Чуть позже пробовал он себя и в кузнечном деле, изготавливал ручной работы кованые железные розы – прихоть богатых заказчиков, – и фамильные гербы, но скоро кузницы наполнились крепкими выносливыми деревенскими парнями, которые, точно роботы, без устали шлепали конвейерным способом по одним и тем же незатейливым эскизам металлические заборы и решетки на окна для особняков новых богачей. Востребована стала грубая физическая сила, которой у Чаликова никогда не было, а не художественный талант, который всегда был.
И стал от такой жизни Чаликов пить. Пил долго, зло, со страданиями, свойственными утонченным натурам; заводил сомнительных друзей, которые терпеливо выслушивали жалобы на жестокую жизнь, а потом пропадали, а вместе с ними почему-то исчезали из бедной квартиры Чаликова бронзовые подсвечники, алюминиевые кастрюли, тазы, даже ложки с вилками; улетали ковры – остатки былого безбедного существования; последним вместе со случайными знакомыми ушел старичок – телевизор «Чайка», который уж и так на ладан дышал. Зачем он мог понадобиться кому-то, Чаликов ума не мог приложить. И тогда в опустевшей квартире художника поселилась нищета, о которой раньше он знал лишь умозрительно – из рассказов Горького, Чехова, Бунина.

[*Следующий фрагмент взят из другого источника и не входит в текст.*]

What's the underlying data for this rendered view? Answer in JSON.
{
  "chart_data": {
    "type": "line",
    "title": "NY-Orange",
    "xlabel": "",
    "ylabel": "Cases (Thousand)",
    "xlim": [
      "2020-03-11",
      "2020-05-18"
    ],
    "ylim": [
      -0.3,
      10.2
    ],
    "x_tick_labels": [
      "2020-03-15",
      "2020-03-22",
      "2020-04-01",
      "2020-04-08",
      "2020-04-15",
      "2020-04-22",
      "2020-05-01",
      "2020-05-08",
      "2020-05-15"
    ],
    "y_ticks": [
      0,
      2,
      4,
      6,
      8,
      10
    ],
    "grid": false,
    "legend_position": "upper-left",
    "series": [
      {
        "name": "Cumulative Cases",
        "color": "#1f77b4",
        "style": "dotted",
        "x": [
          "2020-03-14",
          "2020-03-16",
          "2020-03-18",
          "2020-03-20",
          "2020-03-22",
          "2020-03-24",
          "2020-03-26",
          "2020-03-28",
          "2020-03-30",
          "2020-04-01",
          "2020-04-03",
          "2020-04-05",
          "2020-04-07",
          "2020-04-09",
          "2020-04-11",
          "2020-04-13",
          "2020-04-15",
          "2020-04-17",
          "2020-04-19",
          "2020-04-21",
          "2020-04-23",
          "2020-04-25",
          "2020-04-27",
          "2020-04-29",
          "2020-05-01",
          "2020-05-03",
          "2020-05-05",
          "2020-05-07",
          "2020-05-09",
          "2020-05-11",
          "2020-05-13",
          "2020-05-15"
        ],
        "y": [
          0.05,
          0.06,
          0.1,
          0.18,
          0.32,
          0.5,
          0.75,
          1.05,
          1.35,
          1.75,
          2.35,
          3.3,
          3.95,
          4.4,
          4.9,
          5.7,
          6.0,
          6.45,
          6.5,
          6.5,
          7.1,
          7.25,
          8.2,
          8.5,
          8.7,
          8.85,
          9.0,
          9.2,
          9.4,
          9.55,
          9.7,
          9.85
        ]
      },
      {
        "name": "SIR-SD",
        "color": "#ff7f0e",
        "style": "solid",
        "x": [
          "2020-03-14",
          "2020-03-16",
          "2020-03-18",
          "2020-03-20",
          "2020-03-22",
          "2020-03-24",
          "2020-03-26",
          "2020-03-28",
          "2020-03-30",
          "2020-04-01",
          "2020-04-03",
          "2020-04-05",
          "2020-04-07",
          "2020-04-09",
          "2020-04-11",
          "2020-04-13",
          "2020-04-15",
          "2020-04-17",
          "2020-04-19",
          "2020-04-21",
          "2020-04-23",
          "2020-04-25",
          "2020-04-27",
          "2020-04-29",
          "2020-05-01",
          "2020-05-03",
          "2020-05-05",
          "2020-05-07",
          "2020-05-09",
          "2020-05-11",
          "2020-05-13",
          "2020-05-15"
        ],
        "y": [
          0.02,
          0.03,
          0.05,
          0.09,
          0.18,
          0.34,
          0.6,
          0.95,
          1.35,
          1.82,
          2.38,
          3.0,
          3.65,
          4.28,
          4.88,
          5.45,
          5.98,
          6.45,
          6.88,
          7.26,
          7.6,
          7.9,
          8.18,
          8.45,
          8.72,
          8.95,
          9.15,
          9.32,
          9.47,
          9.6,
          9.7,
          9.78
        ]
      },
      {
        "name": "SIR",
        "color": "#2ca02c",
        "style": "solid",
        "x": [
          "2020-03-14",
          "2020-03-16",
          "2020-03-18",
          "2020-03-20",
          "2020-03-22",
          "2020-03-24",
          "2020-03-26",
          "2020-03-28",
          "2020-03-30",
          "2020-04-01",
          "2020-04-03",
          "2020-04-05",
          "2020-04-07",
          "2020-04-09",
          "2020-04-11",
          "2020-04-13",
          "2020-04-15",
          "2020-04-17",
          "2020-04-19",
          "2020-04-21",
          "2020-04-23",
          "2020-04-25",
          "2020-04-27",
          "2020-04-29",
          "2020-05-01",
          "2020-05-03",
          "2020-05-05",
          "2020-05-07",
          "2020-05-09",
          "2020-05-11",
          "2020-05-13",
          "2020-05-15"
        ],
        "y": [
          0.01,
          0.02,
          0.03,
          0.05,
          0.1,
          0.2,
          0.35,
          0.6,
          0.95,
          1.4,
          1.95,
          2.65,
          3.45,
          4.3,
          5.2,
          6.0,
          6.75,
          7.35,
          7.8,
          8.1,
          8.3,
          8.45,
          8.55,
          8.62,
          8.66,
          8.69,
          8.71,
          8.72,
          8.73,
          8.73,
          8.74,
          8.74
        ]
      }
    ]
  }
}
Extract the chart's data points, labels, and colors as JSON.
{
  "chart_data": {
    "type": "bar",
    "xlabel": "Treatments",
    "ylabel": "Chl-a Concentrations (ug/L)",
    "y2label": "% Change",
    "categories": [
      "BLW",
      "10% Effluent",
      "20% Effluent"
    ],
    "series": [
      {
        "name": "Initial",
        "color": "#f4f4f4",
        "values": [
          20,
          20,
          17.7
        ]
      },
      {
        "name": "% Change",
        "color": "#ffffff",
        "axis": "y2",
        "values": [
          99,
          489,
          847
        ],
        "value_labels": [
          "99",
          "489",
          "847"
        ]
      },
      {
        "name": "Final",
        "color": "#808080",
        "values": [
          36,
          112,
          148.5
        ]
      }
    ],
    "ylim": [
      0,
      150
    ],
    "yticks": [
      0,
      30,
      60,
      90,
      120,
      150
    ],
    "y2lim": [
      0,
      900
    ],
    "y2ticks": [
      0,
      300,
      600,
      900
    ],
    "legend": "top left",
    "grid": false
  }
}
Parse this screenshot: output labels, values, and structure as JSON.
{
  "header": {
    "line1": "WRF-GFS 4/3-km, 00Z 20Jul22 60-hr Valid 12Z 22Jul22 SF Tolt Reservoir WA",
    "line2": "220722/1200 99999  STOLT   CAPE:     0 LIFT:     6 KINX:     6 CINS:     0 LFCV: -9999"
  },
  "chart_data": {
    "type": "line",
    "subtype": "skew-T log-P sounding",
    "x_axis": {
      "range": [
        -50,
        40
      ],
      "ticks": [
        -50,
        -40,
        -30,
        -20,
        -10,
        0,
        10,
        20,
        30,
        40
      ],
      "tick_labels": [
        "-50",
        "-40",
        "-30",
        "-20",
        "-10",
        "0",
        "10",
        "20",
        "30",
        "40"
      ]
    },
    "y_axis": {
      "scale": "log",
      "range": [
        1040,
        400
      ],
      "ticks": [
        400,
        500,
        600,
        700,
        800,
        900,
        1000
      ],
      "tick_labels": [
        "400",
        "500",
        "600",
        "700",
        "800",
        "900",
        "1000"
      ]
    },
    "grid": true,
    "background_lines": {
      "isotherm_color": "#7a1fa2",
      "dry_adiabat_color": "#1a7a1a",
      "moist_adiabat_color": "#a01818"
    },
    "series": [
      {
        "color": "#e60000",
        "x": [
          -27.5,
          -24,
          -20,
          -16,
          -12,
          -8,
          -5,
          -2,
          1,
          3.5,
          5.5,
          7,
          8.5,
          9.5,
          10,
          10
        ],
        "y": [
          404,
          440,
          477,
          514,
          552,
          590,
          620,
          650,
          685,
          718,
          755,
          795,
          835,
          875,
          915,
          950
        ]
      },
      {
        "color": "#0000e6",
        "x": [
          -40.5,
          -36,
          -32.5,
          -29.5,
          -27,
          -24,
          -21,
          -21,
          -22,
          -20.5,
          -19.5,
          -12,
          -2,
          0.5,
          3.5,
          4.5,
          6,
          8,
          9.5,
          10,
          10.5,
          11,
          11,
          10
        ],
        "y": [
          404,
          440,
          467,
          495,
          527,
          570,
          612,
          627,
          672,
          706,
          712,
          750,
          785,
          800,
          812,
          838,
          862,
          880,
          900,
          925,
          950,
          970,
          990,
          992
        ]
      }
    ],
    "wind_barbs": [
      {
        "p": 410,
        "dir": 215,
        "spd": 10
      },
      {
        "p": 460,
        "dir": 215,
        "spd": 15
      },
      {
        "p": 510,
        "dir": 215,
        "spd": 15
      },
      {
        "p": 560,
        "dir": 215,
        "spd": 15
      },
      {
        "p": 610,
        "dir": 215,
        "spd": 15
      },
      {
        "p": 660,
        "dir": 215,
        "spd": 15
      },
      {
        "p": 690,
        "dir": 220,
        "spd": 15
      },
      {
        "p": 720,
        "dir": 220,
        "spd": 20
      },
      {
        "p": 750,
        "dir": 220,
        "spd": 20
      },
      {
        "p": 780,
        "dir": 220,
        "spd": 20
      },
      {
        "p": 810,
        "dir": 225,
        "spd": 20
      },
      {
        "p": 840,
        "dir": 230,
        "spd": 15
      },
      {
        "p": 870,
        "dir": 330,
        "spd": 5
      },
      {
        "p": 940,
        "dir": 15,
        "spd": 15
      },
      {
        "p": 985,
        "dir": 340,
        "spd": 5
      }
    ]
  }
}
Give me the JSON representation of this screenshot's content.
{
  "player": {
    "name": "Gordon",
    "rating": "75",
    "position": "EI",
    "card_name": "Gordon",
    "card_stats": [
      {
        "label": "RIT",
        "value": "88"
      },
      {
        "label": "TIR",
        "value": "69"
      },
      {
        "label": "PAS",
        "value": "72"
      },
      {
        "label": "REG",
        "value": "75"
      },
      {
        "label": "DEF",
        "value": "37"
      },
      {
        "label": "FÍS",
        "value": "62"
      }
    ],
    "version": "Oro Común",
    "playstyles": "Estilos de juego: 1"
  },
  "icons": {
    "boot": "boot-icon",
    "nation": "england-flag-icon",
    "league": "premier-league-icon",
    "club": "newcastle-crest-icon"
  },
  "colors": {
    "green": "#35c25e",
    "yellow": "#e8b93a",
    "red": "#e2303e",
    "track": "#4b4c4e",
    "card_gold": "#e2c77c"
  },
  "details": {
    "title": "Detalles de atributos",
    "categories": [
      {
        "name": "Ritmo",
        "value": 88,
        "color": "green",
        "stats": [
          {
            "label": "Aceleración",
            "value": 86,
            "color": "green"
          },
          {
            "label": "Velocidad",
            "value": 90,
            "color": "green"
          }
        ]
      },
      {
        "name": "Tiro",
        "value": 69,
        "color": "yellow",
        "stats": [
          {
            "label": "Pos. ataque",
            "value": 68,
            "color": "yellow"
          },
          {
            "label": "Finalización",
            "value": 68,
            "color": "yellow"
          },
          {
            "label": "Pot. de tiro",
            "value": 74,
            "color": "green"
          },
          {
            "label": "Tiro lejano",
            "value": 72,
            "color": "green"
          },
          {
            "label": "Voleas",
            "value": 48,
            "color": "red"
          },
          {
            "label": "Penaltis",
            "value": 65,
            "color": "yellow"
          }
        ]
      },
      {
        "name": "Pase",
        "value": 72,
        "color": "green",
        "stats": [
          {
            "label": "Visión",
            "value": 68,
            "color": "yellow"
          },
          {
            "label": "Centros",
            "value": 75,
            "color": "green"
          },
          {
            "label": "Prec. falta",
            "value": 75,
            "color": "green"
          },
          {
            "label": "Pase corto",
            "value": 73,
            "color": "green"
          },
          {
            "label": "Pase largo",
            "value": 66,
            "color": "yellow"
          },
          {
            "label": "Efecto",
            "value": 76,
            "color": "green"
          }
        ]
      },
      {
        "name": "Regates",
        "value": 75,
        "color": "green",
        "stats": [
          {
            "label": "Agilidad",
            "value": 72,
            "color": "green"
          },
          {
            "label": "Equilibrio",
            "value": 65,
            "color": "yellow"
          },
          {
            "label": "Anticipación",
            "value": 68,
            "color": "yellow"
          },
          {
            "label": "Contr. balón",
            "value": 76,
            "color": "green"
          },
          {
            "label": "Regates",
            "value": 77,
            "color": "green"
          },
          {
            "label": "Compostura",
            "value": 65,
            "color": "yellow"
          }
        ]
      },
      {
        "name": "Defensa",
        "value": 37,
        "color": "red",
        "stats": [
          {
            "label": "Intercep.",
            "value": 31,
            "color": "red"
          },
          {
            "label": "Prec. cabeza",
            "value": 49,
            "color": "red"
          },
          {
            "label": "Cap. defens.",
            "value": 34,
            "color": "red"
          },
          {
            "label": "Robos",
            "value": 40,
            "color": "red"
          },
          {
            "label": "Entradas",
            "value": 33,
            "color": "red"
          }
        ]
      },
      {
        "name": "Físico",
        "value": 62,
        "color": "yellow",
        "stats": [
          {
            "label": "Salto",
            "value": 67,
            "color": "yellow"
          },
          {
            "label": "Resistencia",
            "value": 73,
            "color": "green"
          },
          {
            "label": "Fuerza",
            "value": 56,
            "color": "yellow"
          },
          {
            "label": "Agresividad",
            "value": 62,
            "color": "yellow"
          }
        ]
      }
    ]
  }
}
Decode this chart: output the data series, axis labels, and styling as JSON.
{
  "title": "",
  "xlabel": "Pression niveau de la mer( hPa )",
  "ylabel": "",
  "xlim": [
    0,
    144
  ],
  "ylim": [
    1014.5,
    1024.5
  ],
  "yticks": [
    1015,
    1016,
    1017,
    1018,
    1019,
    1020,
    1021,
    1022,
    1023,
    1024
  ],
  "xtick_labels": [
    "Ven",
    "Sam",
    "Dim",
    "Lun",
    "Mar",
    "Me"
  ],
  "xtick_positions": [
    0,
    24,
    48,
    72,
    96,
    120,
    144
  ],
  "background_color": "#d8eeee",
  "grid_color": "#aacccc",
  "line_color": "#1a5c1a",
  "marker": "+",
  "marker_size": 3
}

Ничего не осталось у Чаликова, кроме изъеденной злой нуждой совести. И то немногое, благородное, что еще как-то отличало его от опустившихся пьяниц, стало потихоньку сходить на «нет». Ознаменовал в материальном смысле его окончательное падение флакончик «Тройного» одеколона, который был найден неопохмеленным трясущимся Чаликовым на полочке в прихожей около треснутого зеркала. Прежде чем выпить его, Чаликов посмотрел на свое больное, распавшееся на две половинки отражение, и заключил, что жизнь его дала трещину, которую трудно чем-то заклеить, заретушировать, замазать, загрунтовать. Треснутое зеркальное лицо Чаликова отражало рубец в его душе. Он вылил содержимое пузырька одеколона в стакан, горестно ухмыльнулся, чокнулся со своим отражением и залпом без закуски выпил, после чего почти сутки его обожженное нутро извергало запахи цветочной оранжереи.
А потом Чаликов стал по утрам тщательно бриться, расчесывать волосы и повязывать ворот рубашки галстуком, но делал это вовсе не из желания хотя бы внешне выглядеть интеллигентом. Так ему было проще обманывать библиотекарей и воровать книжки. Продавал он их на рынке за бесценок лоточникам – мясникам, грубым, наглым, ощутившим себя вдруг хозяевами жизни, любившим посмотреть на чужое унижение, особенно если унижался какой-либо худосочный интеллигент вроде Чаликова. Они знали, что он – бывший художник, а, значит, человек не их круга. И потому пресмыкание Чаликова было им особенно приятно. Они относились к нему, как к цирковой собачке, которая была готова ради кусочка мяса прыгать пред ними на задних лапках, развлекать, сносить плевки и побои. К слову сказать, настоящих собак, которые забегали на рынок в поисках кормежки, мясники почему-то баловали, кидали им кусочки отборного мяса, особенно если торговля шла бойко. Они будто бы показывали сами себе, что они – люди не жадные. Однако, людей – попрошаек они презирали. Бывало, что худенькая старушка, дрожащими руками пересчитывающая у них на глазах последнюю мелочь, просила уступить ей подешевле какую-нибудь требуху, а мясники, смеясь, отгоняли ее, будто она была не человеком, а какой-нибудь назойливой мухой. Такие были времена, такие нравы!